SailingThroughTime Thu 27-Oct-16 21:21:59

It might be an idea to give her the heads up about how it can be dangerous for as the strong stuff available today (as opposed to what was available 30 years ago) can trigger psychosis in some people with relatively little use. It's rare but it happens with devastating effects.

sijjy Thu 27-Oct-16 22:33:35

Thank you. I have mentioned to her that if she thought it was safe because people say it's "natural" that it isn't and has all sorts of chemicals added to it now days. I can remember seeing a report or tv program on it quite recently. Hopefully I have given her enough to think about that will make her think twice before she joins in with everyone else again.

thatsn0tmyname Thu 27-Oct-16 22:37:56

At least she told you.

SailingThroughTime Fri 28-Oct-16 07:55:28

I think you must be a fab mum for her to feel she could tell you.

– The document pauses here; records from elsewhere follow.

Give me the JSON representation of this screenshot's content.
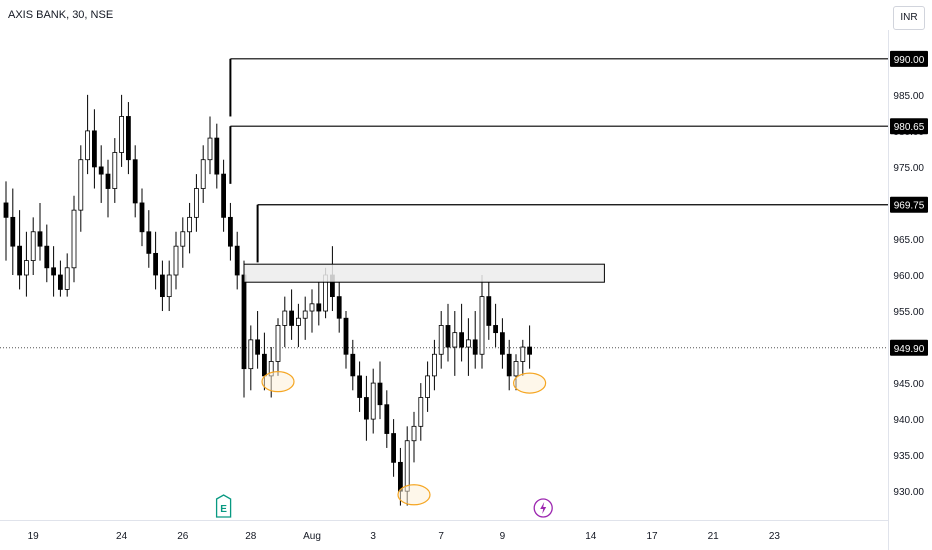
{
  "header": {
    "title": "AXIS BANK, 30, NSE",
    "currency_label": "INR"
  },
  "colors": {
    "candle": "#000000",
    "zone_fill": "#ececec",
    "marker_stroke": "#f5a623",
    "marker_fill": "#fdf0d5",
    "earnings_badge": "#089981",
    "dividend_badge": "#9c27b0",
    "axis_text": "#131722"
  },
  "events": {
    "earnings_label": "E",
    "dividend_icon": "lightning-icon"
  },
  "chart_data": {
    "type": "candlestick",
    "symbol": "AXIS BANK",
    "interval": "30",
    "exchange": "NSE",
    "ylim": [
      926,
      994
    ],
    "y_ticks": [
      930,
      935,
      940,
      945,
      950,
      955,
      960,
      965,
      970,
      975,
      980,
      985,
      990
    ],
    "x_ticks": [
      {
        "label": "19",
        "bar": 4
      },
      {
        "label": "24",
        "bar": 17
      },
      {
        "label": "26",
        "bar": 26
      },
      {
        "label": "28",
        "bar": 36
      },
      {
        "label": "Aug",
        "bar": 45
      },
      {
        "label": "3",
        "bar": 54
      },
      {
        "label": "7",
        "bar": 64
      },
      {
        "label": "9",
        "bar": 73
      },
      {
        "label": "14",
        "bar": 86
      },
      {
        "label": "17",
        "bar": 95
      },
      {
        "label": "21",
        "bar": 104
      },
      {
        "label": "23",
        "bar": 113
      }
    ],
    "bar_count": 129,
    "candles": [
      [
        970,
        973,
        962,
        968
      ],
      [
        968,
        972,
        960,
        964
      ],
      [
        964,
        969,
        958,
        960
      ],
      [
        960,
        966,
        957,
        962
      ],
      [
        962,
        968,
        960,
        966
      ],
      [
        966,
        970,
        962,
        964
      ],
      [
        964,
        967,
        959,
        961
      ],
      [
        961,
        964,
        957,
        960
      ],
      [
        960,
        962,
        957,
        958
      ],
      [
        958,
        963,
        957,
        961
      ],
      [
        961,
        971,
        959,
        969
      ],
      [
        969,
        978,
        966,
        976
      ],
      [
        976,
        985,
        974,
        980
      ],
      [
        980,
        983,
        972,
        975
      ],
      [
        975,
        978,
        970,
        974
      ],
      [
        974,
        976,
        968,
        972
      ],
      [
        972,
        979,
        970,
        977
      ],
      [
        977,
        985,
        975,
        982
      ],
      [
        982,
        984,
        974,
        976
      ],
      [
        976,
        978,
        968,
        970
      ],
      [
        970,
        972,
        964,
        966
      ],
      [
        966,
        969,
        961,
        963
      ],
      [
        963,
        966,
        958,
        960
      ],
      [
        960,
        962,
        955,
        957
      ],
      [
        957,
        962,
        955,
        960
      ],
      [
        960,
        966,
        958,
        964
      ],
      [
        964,
        968,
        961,
        966
      ],
      [
        966,
        970,
        963,
        968
      ],
      [
        968,
        974,
        966,
        972
      ],
      [
        972,
        978,
        970,
        976
      ],
      [
        976,
        982,
        974,
        979
      ],
      [
        979,
        981,
        972,
        974
      ],
      [
        974,
        976,
        966,
        968
      ],
      [
        968,
        970,
        962,
        964
      ],
      [
        964,
        966,
        958,
        960
      ],
      [
        960,
        962,
        943,
        947
      ],
      [
        947,
        953,
        944,
        951
      ],
      [
        951,
        955,
        947,
        949
      ],
      [
        949,
        952,
        944,
        946
      ],
      [
        946,
        950,
        943,
        948
      ],
      [
        948,
        954,
        946,
        953
      ],
      [
        953,
        957,
        950,
        955
      ],
      [
        955,
        958,
        951,
        953
      ],
      [
        953,
        956,
        950,
        954
      ],
      [
        954,
        957,
        951,
        955
      ],
      [
        955,
        958,
        952,
        956
      ],
      [
        956,
        959,
        953,
        955
      ],
      [
        955,
        961,
        954,
        960
      ],
      [
        960,
        964,
        955,
        957
      ],
      [
        957,
        959,
        952,
        954
      ],
      [
        954,
        955,
        947,
        949
      ],
      [
        949,
        951,
        944,
        946
      ],
      [
        946,
        948,
        941,
        943
      ],
      [
        943,
        946,
        937,
        940
      ],
      [
        940,
        947,
        938,
        945
      ],
      [
        945,
        948,
        940,
        942
      ],
      [
        942,
        944,
        936,
        938
      ],
      [
        938,
        940,
        932,
        934
      ],
      [
        934,
        936,
        928,
        930
      ],
      [
        930,
        939,
        928,
        937
      ],
      [
        937,
        941,
        934,
        939
      ],
      [
        939,
        945,
        937,
        943
      ],
      [
        943,
        948,
        941,
        946
      ],
      [
        946,
        951,
        944,
        949
      ],
      [
        949,
        955,
        947,
        953
      ],
      [
        953,
        956,
        948,
        950
      ],
      [
        950,
        955,
        946,
        952
      ],
      [
        952,
        956,
        948,
        950
      ],
      [
        950,
        954,
        946,
        951
      ],
      [
        951,
        955,
        947,
        949
      ],
      [
        949,
        960,
        947,
        957
      ],
      [
        957,
        959,
        951,
        953
      ],
      [
        953,
        956,
        950,
        952
      ],
      [
        952,
        954,
        947,
        949
      ],
      [
        949,
        951,
        944,
        946
      ],
      [
        946,
        949,
        944,
        948
      ],
      [
        948,
        951,
        946,
        950
      ],
      [
        950,
        953,
        947,
        949
      ]
    ],
    "levels": [
      {
        "label": "990.00",
        "value": 990.0,
        "from_bar": 33
      },
      {
        "label": "980.65",
        "value": 980.65,
        "from_bar": 33
      },
      {
        "label": "969.75",
        "value": 969.75,
        "from_bar": 37
      }
    ],
    "zone": {
      "top": 961.5,
      "bottom": 959.0,
      "from_bar": 35,
      "to_bar": 88
    },
    "last_price": {
      "label": "949.90",
      "value": 949.9
    },
    "markers": [
      {
        "bar": 40,
        "value": 945.2
      },
      {
        "bar": 60,
        "value": 929.5
      },
      {
        "bar": 77,
        "value": 945.0
      }
    ],
    "event_badges": [
      {
        "type": "earnings",
        "bar": 32
      },
      {
        "type": "dividend",
        "bar": 79
      }
    ]
  }
}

sijjy Fri 28-Oct-16 10:35:38

Thank you. I was quite pleased she felt she could tell me. But was also very shocked.

Haggisfish Fri 28-Oct-16 10:38:40

I'd also advise her to be cautious if there is any family history of anxiety, depression or other mental health issues as it can be a trigger for these in teenagers. Having said that, is rather a teenager that had a fly toke now and then than one who got blind drunk.

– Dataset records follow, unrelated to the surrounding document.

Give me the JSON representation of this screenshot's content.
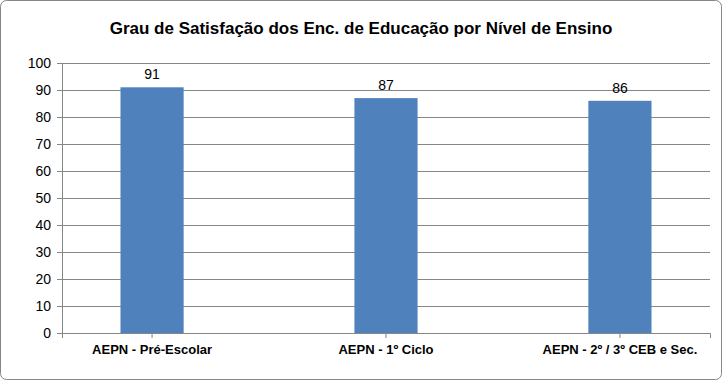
{
  "chart_data": {
    "type": "bar",
    "title": "Grau de Satisfação dos Enc. de Educação por Nível de Ensino",
    "categories": [
      "AEPN - Pré-Escolar",
      "AEPN - 1º Ciclo",
      "AEPN - 2º / 3º CEB e Sec."
    ],
    "values": [
      91,
      87,
      86
    ],
    "color": "#4f81bd",
    "ylim": [
      0,
      100
    ],
    "yticks": [
      0,
      10,
      20,
      30,
      40,
      50,
      60,
      70,
      80,
      90,
      100
    ],
    "grid": true,
    "data_labels": true
  }
}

IminaPickle Fri 28-Oct-16 10:43:28

Wow! Good for her for telling you and flowers for you- you've obviously got a great relationship.
I've always gone down the 'you don't know what you're getting' with weed. It's nothing like what us old gimmers knew. And as Haggis says, the MH risks are still unknown but very very worrying.

SparkleFlutterShy Fri 28-Oct-16 10:45:27

Have nothing to add OP, hope your DD steers clear of drugs in the future. My DD is only 10 months and I worry about things like this in the future. I hate being a parent at times.

Maverickismywingman Fri 28-Oct-16 10:48:32

I'm really impressed she told you tbh.

Your DD sounds like a mature young lady.

Lweji Fri 28-Oct-16 10:48:32

Did you tell her about your own experience?
I think that might be useful.
And take the rebellious aspect out of it. smile

coffeetasteslikeshit Fri 28-Oct-16 10:49:59

I really really hope that my 2 DC feel they can talk to me like your DD obviously do with you. Well handled OP!

specialsubject Fri 28-Oct-16 22:25:57

Because everyone else was?

Baaaaa....

BTW pissing myself laughing at the idea that weed is OK if natural...deadly nightshade is natural too!